たった一度きりの青春は盛りだくさん

第1学年1学期末考査終了




梅雨が開けて期末テストも終わって、あとは夏休みを待つのみ。


夏休み中は部活のコンクールや定期演奏会だけじゃなくて、学校の補習もあるから全然休みって感じはしないけどね。

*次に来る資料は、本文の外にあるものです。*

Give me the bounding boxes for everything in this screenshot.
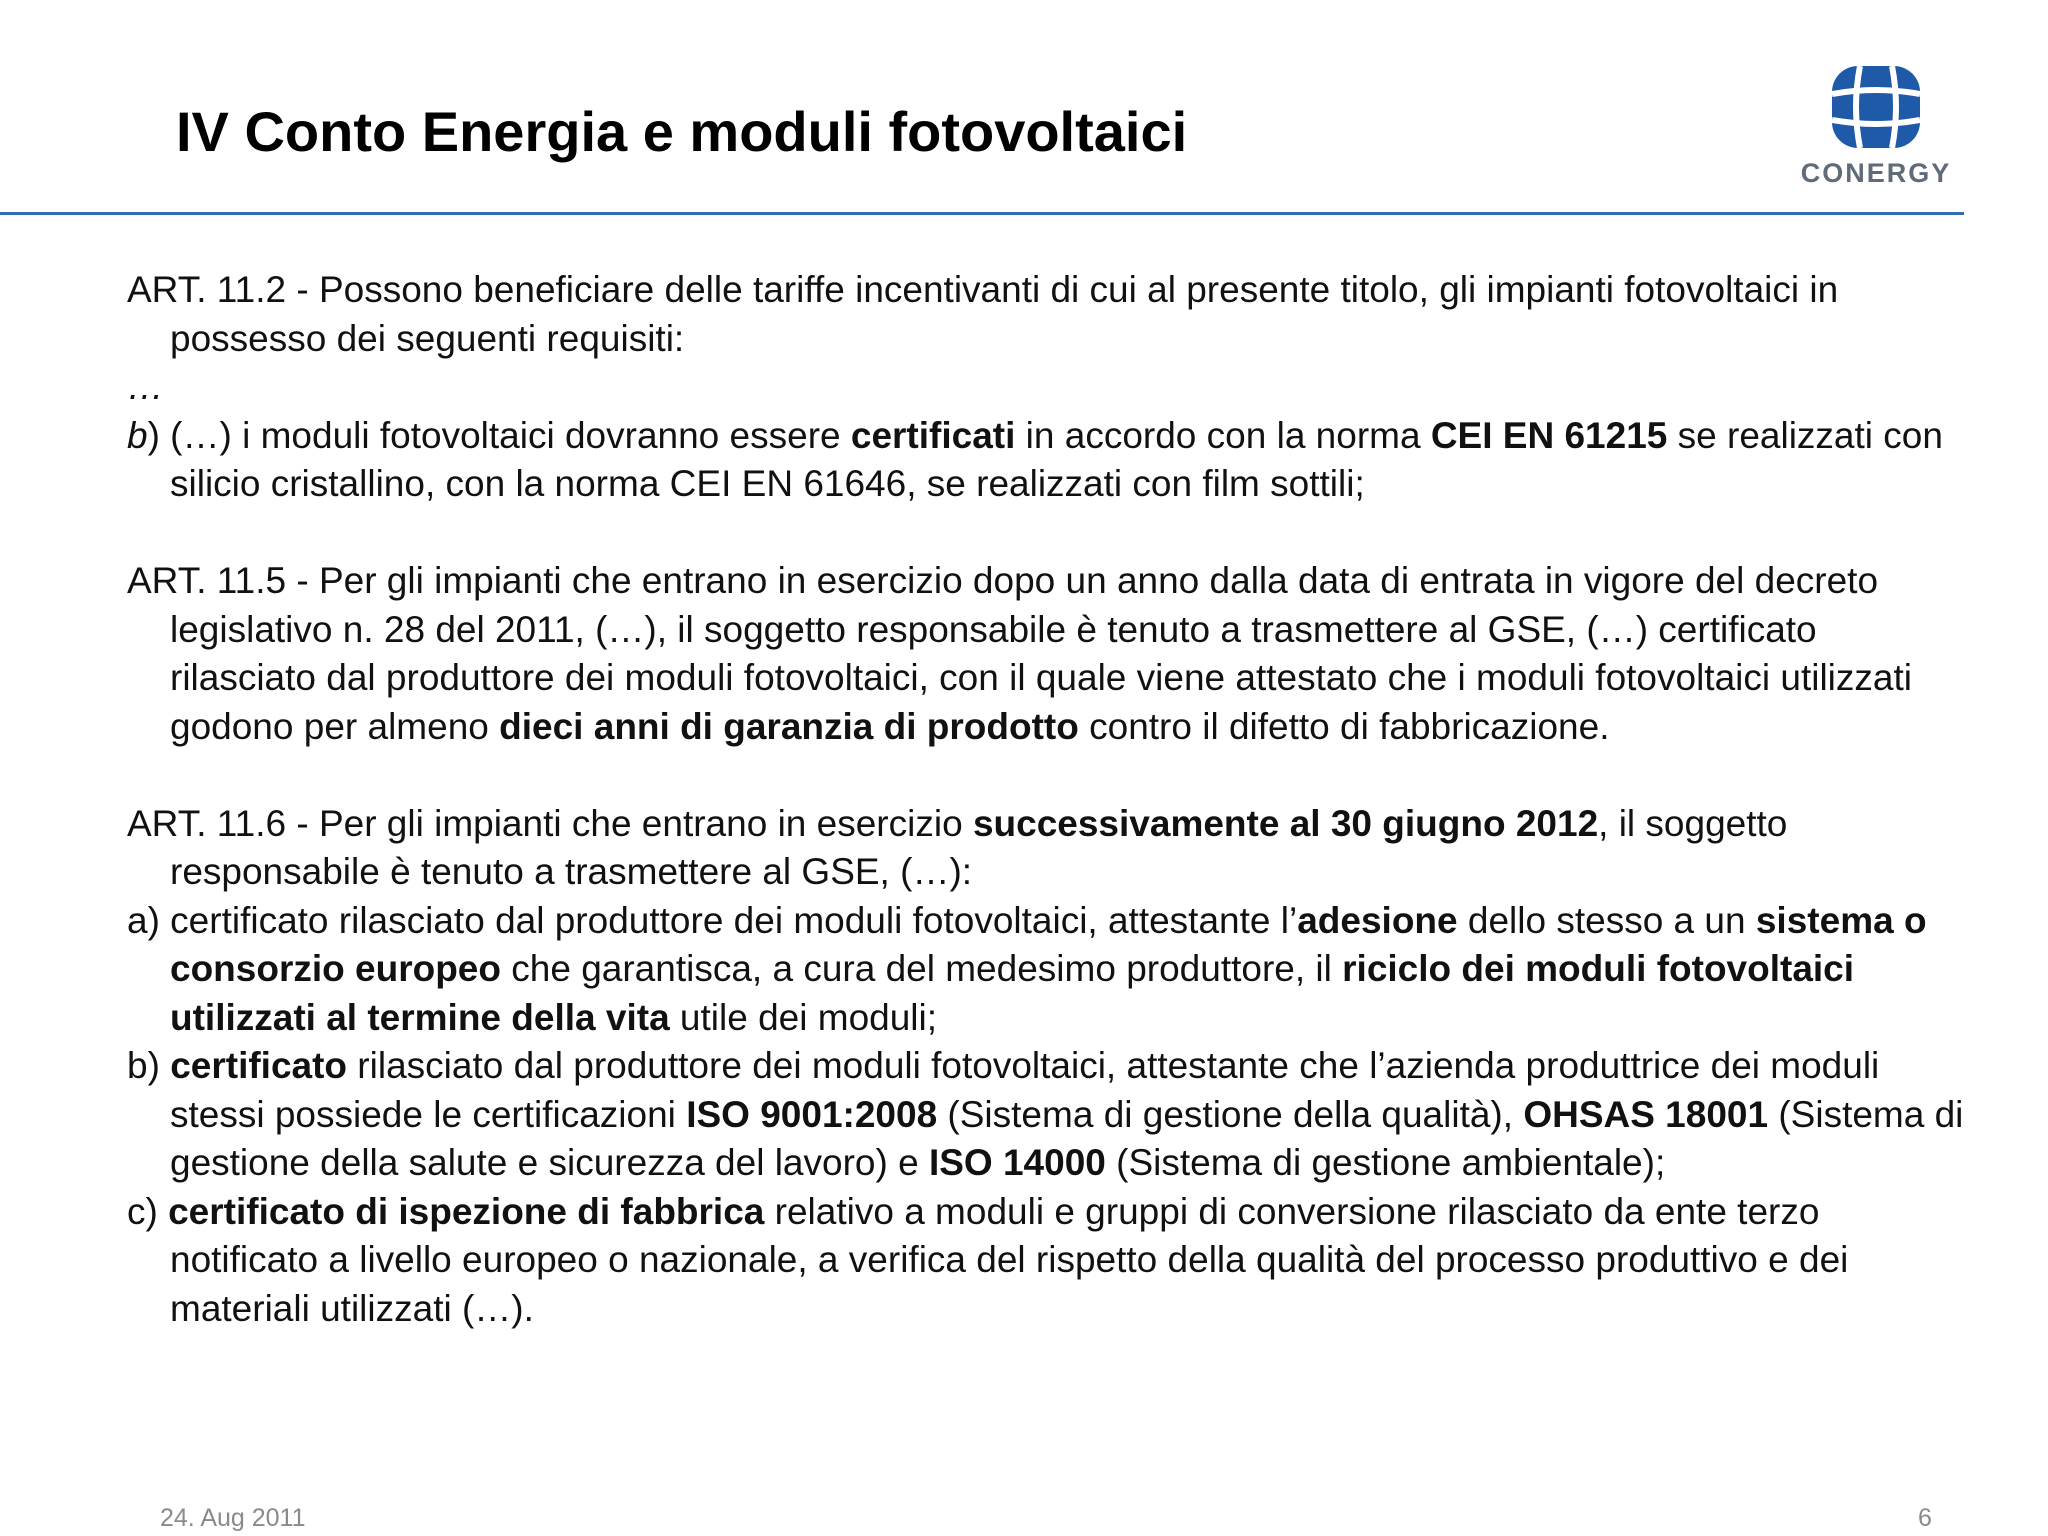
text-run: contro il difetto di fabbricazione. — [1078, 705, 1610, 747]
text-run: (Sistema di gestione della qualità), — [937, 1093, 1524, 1135]
emphasis-text: ISO 9001:2008 — [686, 1093, 938, 1135]
text-run: che garantisca, a cura del medesimo produttore, il — [500, 948, 1343, 989]
emphasis-text: adesione — [1297, 899, 1458, 941]
emphasis-text: successivamente al 30 giugno 2012 — [972, 802, 1599, 844]
text-run: b) — [127, 1045, 171, 1086]
text-run: ART. 11.6 - Per gli impianti che entrano in esercizio — [127, 802, 973, 844]
paragraph — [127, 266, 1967, 363]
text-run: (Sistema di gestione della salute e sicurezza del lavoro) e — [170, 1093, 1964, 1183]
paragraph — [127, 800, 1967, 897]
text-run: utile dei moduli; — [669, 996, 938, 1038]
emphasis-text: OHSAS 18001 — [1523, 1093, 1769, 1135]
paragraph — [127, 412, 1967, 509]
text-run: ART. 11.2 - Possono beneficiare delle tariffe incentivanti di cui al presente titolo, gli impianti fotovoltaici in possesso dei seguenti requisiti: — [127, 269, 1839, 359]
paragraph — [127, 1042, 1967, 1188]
emphasis-text: dieci anni di garanzia di prodotto — [499, 705, 1079, 747]
emphasis-text: riciclo dei moduli fotovoltaici utilizzati al termine della vita — [170, 948, 1855, 1038]
text-run: c) — [127, 1190, 169, 1232]
paragraph — [127, 363, 1967, 412]
header-divider — [0, 212, 1964, 215]
text-run: b — [127, 414, 148, 456]
emphasis-text: certificato di ispezione di fabbrica — [168, 1190, 765, 1232]
paragraph-spacer — [127, 751, 1967, 800]
logo-wordmark: CONERGY — [1800, 158, 1952, 188]
article-text — [127, 266, 1967, 1333]
paragraph — [127, 897, 1967, 1043]
emphasis-text: ISO 14000 — [928, 1142, 1106, 1183]
text-run: a) certificato rilasciato dal produttore dei moduli fotovoltaici, attestante l’ — [127, 899, 1298, 941]
paragraph-spacer — [127, 509, 1967, 558]
paragraph — [127, 1188, 1967, 1334]
text-run: in accordo con la norma — [1015, 414, 1431, 456]
emphasis-text: CEI EN 61215 — [1430, 414, 1668, 456]
emphasis-text: certificati — [850, 414, 1016, 456]
conergy-logo — [1790, 64, 1960, 194]
text-run: dello stesso a un — [1457, 899, 1756, 941]
text-run: , il soggetto responsabile è tenuto a trasmettere al GSE, (…): — [170, 802, 1788, 892]
text-run: (Sistema di gestione ambientale); — [1105, 1142, 1666, 1183]
slide-title: IV Conto Energia e moduli fotovoltaici — [176, 100, 1188, 163]
page-number: 6 — [1918, 1504, 1932, 1532]
paragraph — [127, 557, 1967, 751]
text-run: se realizzati con silicio cristallino, con la norma CEI EN 61646, se realizzati con film sottili; — [170, 414, 1943, 504]
text-run: … — [127, 366, 164, 407]
text-run: ART. 11.5 - Per gli impianti che entrano in esercizio dopo un anno dalla data di entrata in vigore del decreto legislativo n. 28 del 2011, (…), il soggetto responsabile è tenuto a trasmettere al GSE, (…) certificato rilasciato dal produttore dei moduli fotovoltaici, con il quale viene attestato che i moduli fotovoltaici utilizzati godono per almeno — [127, 560, 1912, 747]
footer-date: 24. Aug 2011 — [160, 1504, 306, 1532]
conergy-globe-icon — [1790, 64, 1960, 194]
text-run: ) (…) i moduli fotovoltaici dovranno essere — [147, 414, 851, 456]
emphasis-text: sistema o consorzio europeo — [170, 899, 1927, 989]
text-run: relativo a moduli e gruppi di conversione rilasciato da ente terzo notificato a livello europeo o nazionale, a verifica del rispetto della qualità del processo produttivo e dei materiali utilizzati (…). — [170, 1190, 1849, 1329]
text-run: rilasciato dal produttore dei moduli fotovoltaici, attestante che l’azienda produttrice dei moduli stessi possiede le certificazioni — [170, 1045, 1880, 1135]
emphasis-text: certificato — [170, 1045, 348, 1086]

それにしても、今回のテストは私にしてはよくできたんじゃないかな。


さっき最後のテストを提出したばかりだから分からないけど。


「奈々ちゃん、一緒に帰れる?」


鞄を取りに行こうと立ち上がったら、姫ちゃんがトコトコやってきてそう言った。


そう、定期演奏会が終わるまで休みがないから、テスト最終日の今日も特別に部活が休みなんだ。


「うん、帰れるよー」


「やったぁ!準備してくるね」


素直に喜んでくれる姫ちゃんは本当に可愛い。


背は私より高いんだけど、なんていうか、雰囲気が違うんだよね。


「吹部も今日休みなん?」


鞄を取って席に戻ろうとしたら、今度は達川くんに話しかけられた。


そういえば、結局タイミングがつかめず、きょうだいの話はできてない。


「うん。え、サッカー部も?」


「うん。今度の試合まで休みなしだからって」


はー・・・私らと同じ理由なんだ。


さすが運動部っていったら変だけど、吹部も運動系文化部だもんね。


「じゃあ、ゆっくり休まなねー」


「おうよ」


腕を曲げてげんこつを作って、何故か力こぶを見せてくる達川くん。